Generally, what I'm trying to do -- and I think this is the hardest part -- is to bring people together for some of the larger, more strategic conversations around what we do in this space, how we comply in this space, and how we innovate.
iMedia: Are you intricately involved in the marketing blitz and run-up to every major motion picture release? Can you give an example of what that work entails for a senior executive such as yourself?
Caines: It's always been interesting to me because I've often heard digital marketers at other studios, or even people who wanted to be in business with us, talk about the digital team not having a seat at the table. And for us, I've never experienced that. So in every senior marketing meeting, every early meeting with filmmakers, I'm at the table. We look at this as just an extension of the marketing team.
One of the interesting things about digital is if we were to do nothing, the medium allows us to measure how some of the other marketing efforts are resonating with consumers. So, for example, organic search might spike when something happens in the publicity world, or online chatter might grow and the sentiment might move from neutral to positive. Site traffic will often grow when other media runs. If we did nothing, we'd still be measuring very closely how consumers were reacting to our material, but the fact is we're launching many, many engagement opportunities on each campaign.

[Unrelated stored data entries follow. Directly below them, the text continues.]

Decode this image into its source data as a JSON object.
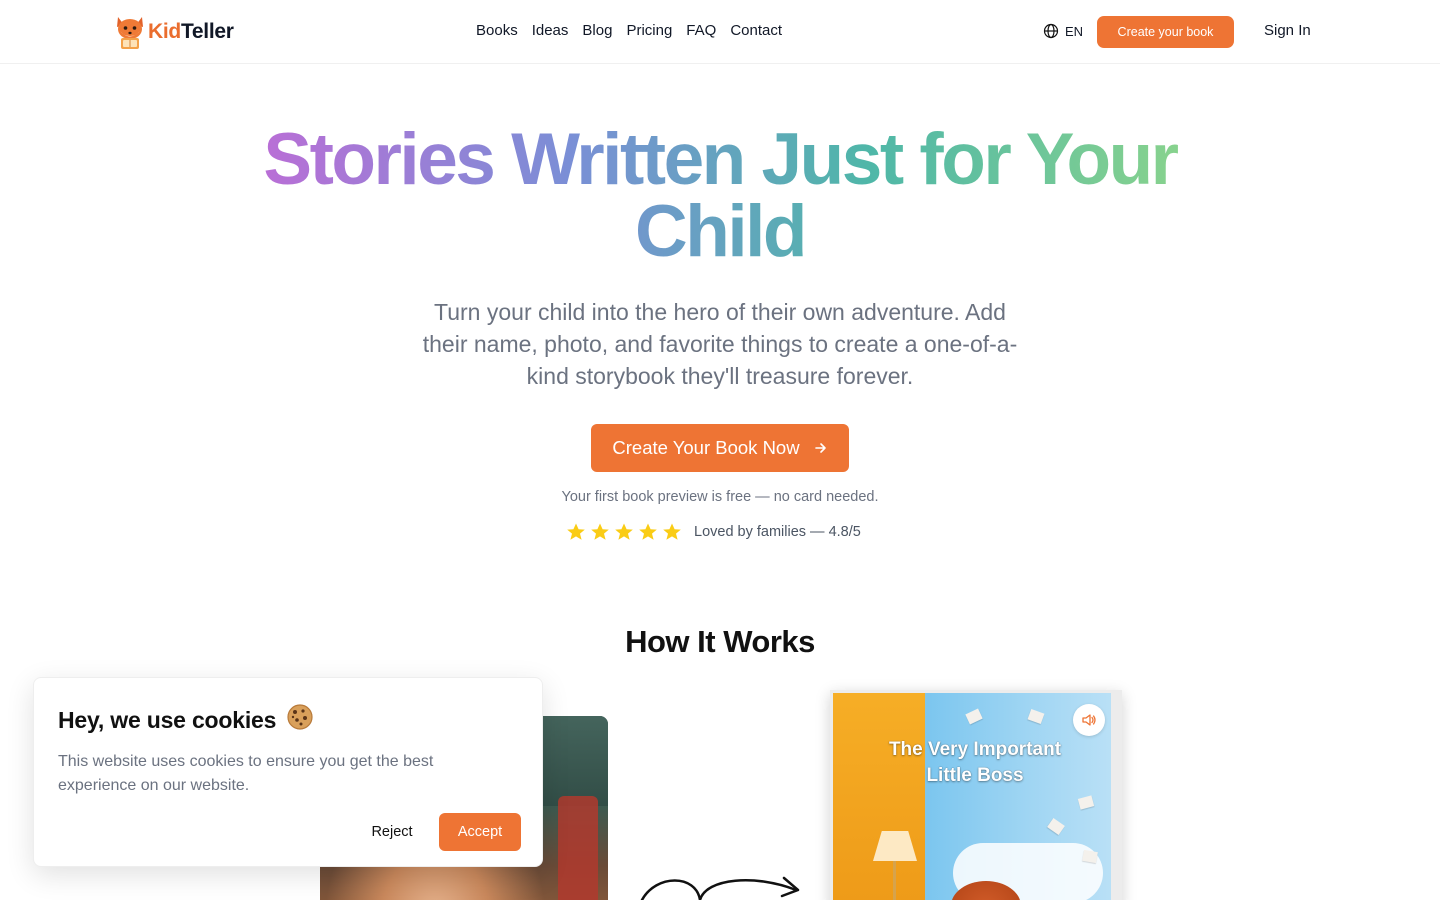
{
  "brand": {
    "name_part1": "Kid",
    "name_part2": "Teller",
    "accent": "#ee7434"
  },
  "nav": {
    "items": [
      "Books",
      "Ideas",
      "Blog",
      "Pricing",
      "FAQ",
      "Contact"
    ]
  },
  "header": {
    "language": "EN",
    "cta_label": "Create your book",
    "sign_in_label": "Sign In"
  },
  "hero": {
    "title": "Stories Written Just for Your Child",
    "subtitle": "Turn your child into the hero of their own adventure. Add their name, photo, and favorite things to create a one-of-a-kind storybook they'll treasure forever.",
    "cta_label": "Create Your Book Now",
    "note": "Your first book preview is free — no card needed.",
    "rating_text": "Loved by families — 4.8/5",
    "stars": 5
  },
  "how_it_works": {
    "title": "How It Works",
    "book_title": "The Very Important Little Boss"
  },
  "cookie_banner": {
    "title": "Hey, we use cookies",
    "text": "This website uses cookies to ensure you get the best experience on our website.",
    "reject_label": "Reject",
    "accept_label": "Accept"
  }
}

So I'd say my team is deeply integrated -- there's sort of a publicity and an outreach angle to what we do, there's a creative angle to what we do, there's a research and business intelligence angle to what we do. It's a deeply integrated team with the rest of marketing.
iMedia: What's the all-time most innovative and clever campaign you've seen so far?
Caines: It's hard for me, after working on some 200-odd campaigns, to really isolate one, only because there are different levels of success with each. Frankly, some campaigns are designed to maintain a particular positioning among consumers. Some are designed to change their perspective. And so it's really hard to isolate a campaign and say this one worked better than that one.
iMedia: OK. How about this: What's the one campaign that you wish you were behind?
Caines: Nothing comes to mind right now, but I will say that I try to be a student of marketing and watch what other people do. I'm always looking at other peoples' media that runs and how well they've integrated the call-to-action from, say, broadcast to digital to a print interaction. And I always respect when people do that really well. Because attention is so fragmented, what we're trying to do is just build deep immersion as many ways as we can.
I did love the Jack in the Box hang-in-there campaign that just recently ran that launched in the Super Bowl where Jack was in a coma. It was just an interesting, fun narrative they created for a brand.